A auxiliar de enfermagem Bianca de Souza da Silva, 37, do Rio de
Janeiro, sofreu um infarto em 2020. “Comecei a sentir calafrios, sudorese e
muita dor no peito. Meu marido pensou que fosse crise de ansiedade porque eu já
tive anos atrás. Mas eu sentia que era algo diferente.”
Como não tinha nenhum fator de risco cardíaco, a equipe médica que a
atendeu na emergência também suspeitou de ansiedade e a medicou com
ansiolítico. “Quando saiu o resultado do exame de sangue, só me lembro de ouvir
o pessoal gritando CTI, CTI, CTI, ela infartou, ela infartou. Fiquei uma semana
na UTI.”
Além do sintoma mais prevalente, a dor no peito, entre as mulheres são
comuns sinais como cansaço, fadiga, dores nas costas, no pescoço e no braço,
além de náuseas e vômitos.
Segundo a médica, quando chegam com esses sintomas atípicos numa
emergência, nem sempre eles são associados ao infarto e aí há uma demora para
dosar as troponinas, proteínas liberadas no sangue quando há uma lesão no
coração, ou fazer eletrocardiograma.
As confusões não param por aí. “Há alterações no eletrocardiograma da
mulher que são diferentes da dos homens. Existe um número razoável de infartos
em mulheres sem doença obstrutiva”, explica a cardiologista.
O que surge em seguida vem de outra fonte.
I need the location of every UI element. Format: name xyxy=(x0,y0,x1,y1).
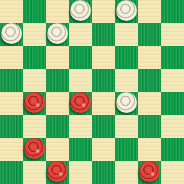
square-r2c5[interactable] xyxy=(115,46,138,69)
square-r6c1[interactable] xyxy=(23,138,46,161)
square-r2c0[interactable] xyxy=(0,46,23,69)
square-r0c3[interactable] xyxy=(69,0,92,23)
square-r1c7[interactable] xyxy=(161,23,184,46)
square-r3c5[interactable] xyxy=(115,69,138,92)
white-piece[interactable] xyxy=(116,0,137,21)
square-r7c7[interactable] xyxy=(161,161,184,184)
square-r1c6[interactable] xyxy=(138,23,161,46)
square-r3c0[interactable] xyxy=(0,69,23,92)
square-r7c1[interactable] xyxy=(23,161,46,184)
square-r1c4[interactable] xyxy=(92,23,115,46)
square-r2c6[interactable] xyxy=(138,46,161,69)
square-r7c6[interactable] xyxy=(138,161,161,184)
square-r3c2[interactable] xyxy=(46,69,69,92)
square-r6c5[interactable] xyxy=(115,138,138,161)
square-r3c6[interactable] xyxy=(138,69,161,92)
square-r7c3[interactable] xyxy=(69,161,92,184)
square-r5c7[interactable] xyxy=(161,115,184,138)
square-r4c0[interactable] xyxy=(0,92,23,115)
square-r0c2[interactable] xyxy=(46,0,69,23)
square-r5c1[interactable] xyxy=(23,115,46,138)
red-piece[interactable] xyxy=(24,138,45,159)
square-r5c5[interactable] xyxy=(115,115,138,138)
square-r2c3[interactable] xyxy=(69,46,92,69)
red-piece[interactable] xyxy=(70,92,91,113)
square-r3c4[interactable] xyxy=(92,69,115,92)
square-r1c0[interactable] xyxy=(0,23,23,46)
square-r5c0[interactable] xyxy=(0,115,23,138)
square-r7c2[interactable] xyxy=(46,161,69,184)
checkers-board xyxy=(0,0,184,184)
square-r1c3[interactable] xyxy=(69,23,92,46)
square-r7c0[interactable] xyxy=(0,161,23,184)
square-r1c2[interactable] xyxy=(46,23,69,46)
square-r4c4[interactable] xyxy=(92,92,115,115)
white-piece[interactable] xyxy=(47,23,68,44)
red-piece[interactable] xyxy=(24,92,45,113)
square-r6c4[interactable] xyxy=(92,138,115,161)
square-r0c6[interactable] xyxy=(138,0,161,23)
square-r7c5[interactable] xyxy=(115,161,138,184)
red-piece[interactable] xyxy=(139,161,160,182)
red-piece[interactable] xyxy=(47,161,68,182)
square-r6c6[interactable] xyxy=(138,138,161,161)
square-r6c2[interactable] xyxy=(46,138,69,161)
square-r0c5[interactable] xyxy=(115,0,138,23)
square-r4c6[interactable] xyxy=(138,92,161,115)
square-r0c4[interactable] xyxy=(92,0,115,23)
white-piece[interactable] xyxy=(1,23,22,44)
square-r4c1[interactable] xyxy=(23,92,46,115)
square-r5c2[interactable] xyxy=(46,115,69,138)
square-r5c6[interactable] xyxy=(138,115,161,138)
square-r4c5[interactable] xyxy=(115,92,138,115)
square-r5c4[interactable] xyxy=(92,115,115,138)
square-r4c3[interactable] xyxy=(69,92,92,115)
square-r0c0[interactable] xyxy=(0,0,23,23)
square-r2c2[interactable] xyxy=(46,46,69,69)
square-r0c1[interactable] xyxy=(23,0,46,23)
square-r4c7[interactable] xyxy=(161,92,184,115)
square-r3c7[interactable] xyxy=(161,69,184,92)
square-r6c7[interactable] xyxy=(161,138,184,161)
square-r5c3[interactable] xyxy=(69,115,92,138)
square-r1c1[interactable] xyxy=(23,23,46,46)
square-r2c4[interactable] xyxy=(92,46,115,69)
white-piece[interactable] xyxy=(70,0,91,21)
square-r3c1[interactable] xyxy=(23,69,46,92)
square-r4c2[interactable] xyxy=(46,92,69,115)
square-r6c0[interactable] xyxy=(0,138,23,161)
square-r1c5[interactable] xyxy=(115,23,138,46)
square-r7c4[interactable] xyxy=(92,161,115,184)
square-r2c1[interactable] xyxy=(23,46,46,69)
square-r2c7[interactable] xyxy=(161,46,184,69)
square-r0c7[interactable] xyxy=(161,0,184,23)
white-piece[interactable] xyxy=(116,92,137,113)
square-r3c3[interactable] xyxy=(69,69,92,92)
square-r6c3[interactable] xyxy=(69,138,92,161)
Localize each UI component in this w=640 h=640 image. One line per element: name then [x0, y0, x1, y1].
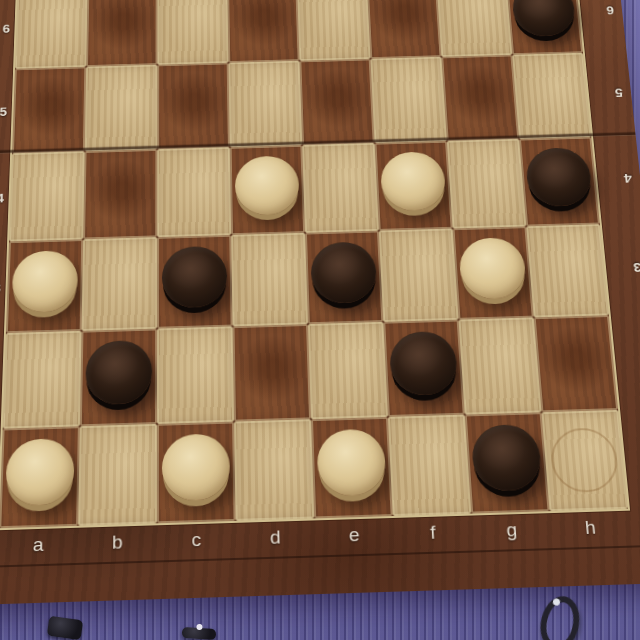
square-a6[interactable] — [15, 0, 88, 69]
square-f6[interactable] — [367, 0, 442, 59]
square-d1[interactable] — [234, 419, 314, 521]
checker-dark-h6[interactable] — [511, 0, 577, 37]
checker-light-g3[interactable] — [458, 237, 527, 300]
square-b6[interactable] — [86, 0, 157, 67]
checker-light-a1[interactable] — [5, 438, 75, 506]
square-d3[interactable] — [231, 233, 308, 327]
square-f2[interactable] — [383, 320, 464, 417]
square-f3[interactable] — [379, 229, 459, 322]
square-g3[interactable] — [453, 226, 534, 319]
checker-light-d4[interactable] — [235, 155, 300, 215]
square-c2[interactable] — [157, 326, 234, 424]
checker-dark-e3[interactable] — [310, 241, 377, 304]
square-h6[interactable] — [506, 0, 583, 55]
file-label-f: f — [393, 514, 474, 552]
square-c6[interactable] — [157, 0, 228, 65]
piece-ring-mark — [549, 427, 620, 493]
hinge-hardware — [47, 616, 83, 640]
square-f1[interactable] — [388, 415, 471, 516]
file-label-a: a — [0, 526, 78, 565]
square-d5[interactable] — [228, 61, 302, 147]
checker-dark-b2[interactable] — [85, 340, 152, 405]
square-e6[interactable] — [297, 0, 371, 61]
file-label-d: d — [236, 518, 316, 557]
square-e2[interactable] — [308, 322, 388, 419]
square-h3[interactable] — [526, 224, 609, 317]
square-h4[interactable] — [519, 137, 600, 227]
rank-label-6: 6 — [0, 0, 18, 70]
square-g4[interactable] — [447, 139, 526, 229]
square-b3[interactable] — [82, 237, 158, 331]
square-c5[interactable] — [157, 63, 230, 149]
photo-stage: 87654321 87654321 abcdefgh abcdefgh — [0, 0, 640, 640]
square-b2[interactable] — [80, 329, 157, 427]
checker-dark-g1[interactable] — [470, 424, 542, 492]
rank-label-5: 5 — [583, 52, 636, 137]
square-d6[interactable] — [227, 0, 299, 63]
file-label-h: h — [550, 509, 632, 547]
square-e3[interactable] — [305, 231, 383, 324]
rank-label-6: 6 — [575, 0, 626, 53]
square-d2[interactable] — [233, 324, 311, 421]
checker-light-a3[interactable] — [11, 250, 78, 313]
square-e1[interactable] — [311, 417, 393, 519]
file-label-c: c — [157, 521, 236, 560]
checkers-board: 87654321 87654321 abcdefgh abcdefgh — [0, 0, 640, 606]
file-label-g: g — [471, 511, 552, 549]
square-g1[interactable] — [465, 412, 550, 513]
checker-dark-h4[interactable] — [525, 147, 594, 207]
square-c1[interactable] — [157, 422, 236, 524]
square-g2[interactable] — [459, 317, 542, 414]
hinge-hardware — [182, 627, 217, 640]
square-f5[interactable] — [370, 57, 446, 143]
square-a2[interactable] — [3, 331, 82, 429]
rank-label-4: 4 — [591, 136, 640, 225]
square-b1[interactable] — [78, 424, 157, 526]
file-label-b: b — [77, 523, 156, 562]
square-g5[interactable] — [441, 55, 519, 141]
square-b5[interactable] — [85, 65, 158, 152]
square-f4[interactable] — [375, 141, 453, 231]
square-c4[interactable] — [157, 147, 231, 237]
checker-light-f4[interactable] — [380, 151, 447, 211]
checker-dark-f2[interactable] — [389, 331, 459, 396]
checker-light-c1[interactable] — [162, 433, 230, 501]
square-a5[interactable] — [12, 67, 86, 154]
checker-dark-c3[interactable] — [162, 246, 228, 309]
square-a1[interactable] — [0, 426, 80, 528]
checker-light-e1[interactable] — [316, 429, 386, 497]
square-c3[interactable] — [157, 235, 232, 329]
square-e4[interactable] — [302, 143, 379, 233]
file-label-e: e — [314, 516, 394, 554]
square-d4[interactable] — [230, 145, 305, 235]
square-h1[interactable] — [541, 410, 627, 511]
square-a3[interactable] — [6, 239, 83, 333]
square-h2[interactable] — [534, 315, 618, 412]
square-e5[interactable] — [299, 59, 374, 145]
square-b4[interactable] — [83, 149, 157, 239]
square-a4[interactable] — [9, 151, 85, 241]
square-g6[interactable] — [436, 0, 512, 57]
square-h5[interactable] — [512, 53, 591, 139]
clasp-hardware — [535, 592, 585, 640]
playing-area — [0, 0, 628, 528]
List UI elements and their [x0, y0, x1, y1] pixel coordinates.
Mulheres infartadas também costumam receber menos o tratamento de
angioplastia primária (desobstrução da artéria) do que os homens, às vezes na
mesma instituição. “Nas mulheres, a revascularização da artéria ocluída pode
ser mais difícil devido a sangramento no local de acesso e a artérias
coronárias pequenas e mais tortuosas.”
De acordo com a cardiologista, a ideia é que o novo documento da SBC
guie não apenas os cardiologistas como também os médicos de família,
ginecologistas e obstetras, endocrinologistas e as mulheres em geral. “Se elas
não procuram ajuda, a gente não consegue ajudar também.”